Le 27 juin, la situation déjà volatile a pris un nouveau tournant lorsqu’un hélicoptère de police détourné fut utilisé pour attaquer plusieurs bâtiments gouvernementaux. Le ministère de l’Intérieur et de la Justice et la Cour suprême furent visés par des attentats à la grenade, sans faire de blessés. Ce qui devrait attirer plus d’attention, c’est la vidéo publiée lors de l’assaut par Oscar Alberto Perez, un officier de l’Agence de police criminelle et scientifique du Venezuela. Perez a non seulement participé à l’attaque, mais prétend faire partie d’un réseau souterrain infiltré dans les forces de sécurité et de l’armée, déterminé à faire tomber le gouvernement sous assaut de Nicolas Maduro. Ce fut un acte qui, par sa méthode de planification, pourrait être qualifié de cinématographique.
La vidéo de Pérez a tout d’une déclaration gothique, avec ombres pesantes et du matériel militaire. Il regarde d’un air sévère la caméra avec un froncement de sourcils à la Mussolini, vêtu d’une tenue de combat. Derrière Perez se tiennent des hommes masqués tenant des mitrailleuses. C’est le travail de quelqu’un qui sait comment projeter une image précise. Avant de devenir comploteur, Perez a également travaillé comme acteur du série B au Venezuela, dans des rôles typiquement machistes dans des films avec des titres tels que Mort Suspendue. Dans les photos tirées du film, on peut voir les yeux froids qui aujourd’hui proclament aux Vénézuéliens que la délivrance du socialisme internationaliste en décomposition est à portée de main.

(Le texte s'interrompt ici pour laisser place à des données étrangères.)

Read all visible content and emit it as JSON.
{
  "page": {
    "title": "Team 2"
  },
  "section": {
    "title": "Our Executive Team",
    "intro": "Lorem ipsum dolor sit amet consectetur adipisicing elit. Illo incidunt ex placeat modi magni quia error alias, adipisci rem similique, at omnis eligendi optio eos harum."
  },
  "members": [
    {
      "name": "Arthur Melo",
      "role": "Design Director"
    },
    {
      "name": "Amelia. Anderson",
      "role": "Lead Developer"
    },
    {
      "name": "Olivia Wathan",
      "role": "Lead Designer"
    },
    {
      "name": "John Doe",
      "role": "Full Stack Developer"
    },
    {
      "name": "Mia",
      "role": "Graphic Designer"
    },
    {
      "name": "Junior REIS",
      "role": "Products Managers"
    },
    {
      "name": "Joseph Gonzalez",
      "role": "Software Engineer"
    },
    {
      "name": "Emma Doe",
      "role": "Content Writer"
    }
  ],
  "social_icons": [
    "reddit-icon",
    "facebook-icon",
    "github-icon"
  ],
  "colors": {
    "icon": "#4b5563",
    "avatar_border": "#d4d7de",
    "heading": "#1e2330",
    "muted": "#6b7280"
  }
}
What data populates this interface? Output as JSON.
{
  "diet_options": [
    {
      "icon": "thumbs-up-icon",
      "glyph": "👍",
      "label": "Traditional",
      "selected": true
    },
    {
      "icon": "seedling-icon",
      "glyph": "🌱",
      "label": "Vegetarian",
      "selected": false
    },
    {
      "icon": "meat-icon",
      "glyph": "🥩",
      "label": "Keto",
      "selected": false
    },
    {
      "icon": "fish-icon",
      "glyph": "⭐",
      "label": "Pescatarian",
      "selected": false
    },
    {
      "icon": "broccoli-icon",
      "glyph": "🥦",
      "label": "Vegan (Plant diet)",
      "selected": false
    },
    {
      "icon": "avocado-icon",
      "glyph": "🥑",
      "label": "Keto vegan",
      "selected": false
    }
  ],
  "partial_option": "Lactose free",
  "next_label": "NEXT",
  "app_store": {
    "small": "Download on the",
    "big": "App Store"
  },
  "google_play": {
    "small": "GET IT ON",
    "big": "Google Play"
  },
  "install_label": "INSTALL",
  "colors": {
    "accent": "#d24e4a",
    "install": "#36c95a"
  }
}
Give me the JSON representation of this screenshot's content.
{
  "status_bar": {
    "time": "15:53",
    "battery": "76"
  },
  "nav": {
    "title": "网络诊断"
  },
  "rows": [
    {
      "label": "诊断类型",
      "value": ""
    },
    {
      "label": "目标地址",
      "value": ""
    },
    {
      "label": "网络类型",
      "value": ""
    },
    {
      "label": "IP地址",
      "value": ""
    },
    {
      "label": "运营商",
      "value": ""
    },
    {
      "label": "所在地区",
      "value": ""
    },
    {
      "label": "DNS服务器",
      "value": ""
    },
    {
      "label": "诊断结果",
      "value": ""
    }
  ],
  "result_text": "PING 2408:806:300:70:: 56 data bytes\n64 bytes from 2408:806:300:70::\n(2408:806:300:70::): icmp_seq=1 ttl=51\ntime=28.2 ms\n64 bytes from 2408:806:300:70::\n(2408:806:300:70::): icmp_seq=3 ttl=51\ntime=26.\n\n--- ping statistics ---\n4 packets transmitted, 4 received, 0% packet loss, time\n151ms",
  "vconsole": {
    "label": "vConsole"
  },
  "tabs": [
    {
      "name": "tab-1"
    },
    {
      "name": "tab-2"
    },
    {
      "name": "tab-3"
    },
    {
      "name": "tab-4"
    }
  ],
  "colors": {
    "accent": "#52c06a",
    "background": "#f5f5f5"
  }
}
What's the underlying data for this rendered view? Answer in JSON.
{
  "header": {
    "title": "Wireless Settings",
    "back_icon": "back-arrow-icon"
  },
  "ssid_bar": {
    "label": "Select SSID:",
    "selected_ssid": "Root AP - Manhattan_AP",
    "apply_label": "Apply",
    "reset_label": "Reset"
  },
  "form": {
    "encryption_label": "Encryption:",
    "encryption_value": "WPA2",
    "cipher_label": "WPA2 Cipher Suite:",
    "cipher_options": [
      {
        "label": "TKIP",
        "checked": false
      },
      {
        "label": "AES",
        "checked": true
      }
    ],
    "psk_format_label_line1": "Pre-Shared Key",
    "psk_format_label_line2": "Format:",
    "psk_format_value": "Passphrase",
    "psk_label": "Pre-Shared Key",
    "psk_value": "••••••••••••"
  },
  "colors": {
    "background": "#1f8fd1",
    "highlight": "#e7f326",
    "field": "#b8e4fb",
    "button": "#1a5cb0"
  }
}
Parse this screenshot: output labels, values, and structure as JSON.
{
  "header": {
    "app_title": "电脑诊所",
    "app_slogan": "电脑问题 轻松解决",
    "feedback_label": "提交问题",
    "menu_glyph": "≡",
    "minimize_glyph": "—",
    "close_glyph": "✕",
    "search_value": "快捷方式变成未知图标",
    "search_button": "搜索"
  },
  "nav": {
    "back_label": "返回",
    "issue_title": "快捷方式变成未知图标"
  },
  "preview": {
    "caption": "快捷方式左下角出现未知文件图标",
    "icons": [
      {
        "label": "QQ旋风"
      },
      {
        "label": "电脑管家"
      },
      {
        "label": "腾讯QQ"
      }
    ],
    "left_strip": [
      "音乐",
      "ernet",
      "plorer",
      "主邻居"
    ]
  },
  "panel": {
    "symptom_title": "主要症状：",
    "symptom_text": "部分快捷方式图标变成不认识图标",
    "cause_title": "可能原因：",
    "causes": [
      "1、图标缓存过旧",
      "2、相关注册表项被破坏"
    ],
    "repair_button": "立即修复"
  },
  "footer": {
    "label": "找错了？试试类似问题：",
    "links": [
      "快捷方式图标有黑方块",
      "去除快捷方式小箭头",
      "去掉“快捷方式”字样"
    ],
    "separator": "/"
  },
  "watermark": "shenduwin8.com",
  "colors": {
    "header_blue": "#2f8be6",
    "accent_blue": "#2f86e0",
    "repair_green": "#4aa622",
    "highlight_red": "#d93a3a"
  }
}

Une grande partie de la couverture médiatique s’est concentrée sur les déclarations tonitruantes de Perez concernant « la restauration de l’ordre constitutionnel ». Mais écoutez attentivement les autres expressions et termes que Pérez utilise dans la vidéo. Ils donnent un aperçu d’une forme de pensée fasciste qui prévaut en Amérique latine depuis au moins la guerre civile espagnole. Dans la vidéo, Perez marie l’idée de la lutte nationaliste avec l’idéalisme chrétien. En désignant un brassard bleu attaché à son bras gauche, il dit : « Nous utilisons ce signe, qui est la couleur de la vérité et de Jésus-Christ, qui est avec nous ». Il s’identifie explicitement, lui et à ses camarades, comme « nationalistes, patriotes et Institutionnalistes ". Vers la fin, il s’écrie plusieurs fois : « nous sommes des guerriers de Dieu, et notre mission est de vivre au service du peuple. Vive le Venezuela ! » Les centurions masqués derrière Perez soulèvent leurs poings en synchronisme avec le futur libérateur et répètent la dernière phrase. Le langage employé par Perez évoque les slogans de dirigeants fascistes comme Francisco Franco, qui a déclaré : « Je suis responsable uniquement envers Dieu et l’histoire. » Espérons qu’il n’adapte pas le slogan du commandant franquiste José Millan Astray qui a popularisé le cri de « Viva la Muerte ».
Il n’est pas surprenant que certains de l’opposition vénézuélienne décrivent maintenant tout cet épisode comme un faux drapeau organisé par le gouvernement Maduro pour justifier des mesures contre les troubles persistants. Jusqu’à maintenant, la plupart des dirigeants de l’opposition étaient des figures de l’ancienne garde sociale, habillés de polos, de casquettes de baseball et se comportant comme des produits typiques du système d’enseignement privé latino-américain. Le principal dirigeant de l’opposition, Henrique Capriles Radonski, a toujours donné l’impression d’avoir un minimum de lucidité et du genre à marcher dans les rues de Westwood ou de Beverly Hills comme un avocat ou un étudiant boursier.
Ces personnes ont réussi à mettre à feu les rues du Venezuela en raison d’une crise économique désastreuse et d’un gouvernement maladroit. Pourtant, ils ont manqué la vision et le talent dramaturgique nécessaire pour diriger une révolution. C’est une raison - en plus de leur identification avec les classes supérieures – pour lesquelles ils ne pourraient jamais rivaliser avec la figure éloquente et hors normes de feu Hugo Chavez. Lorsque les prix du pétrole était au plus haut, et que Chavez semblait capable de contourner les structures capitalistes du pays pour financer son projet, quelqu’un comme Radonski ne pouvait jamais se comparer au titan rouge. Avec Chavez mort, et remplacé par un Maduro moins charismatique, il semble que le fascisme révolutionnaire commence à relever la tête, en utilisant l’image et la violence pour gagner des convertis.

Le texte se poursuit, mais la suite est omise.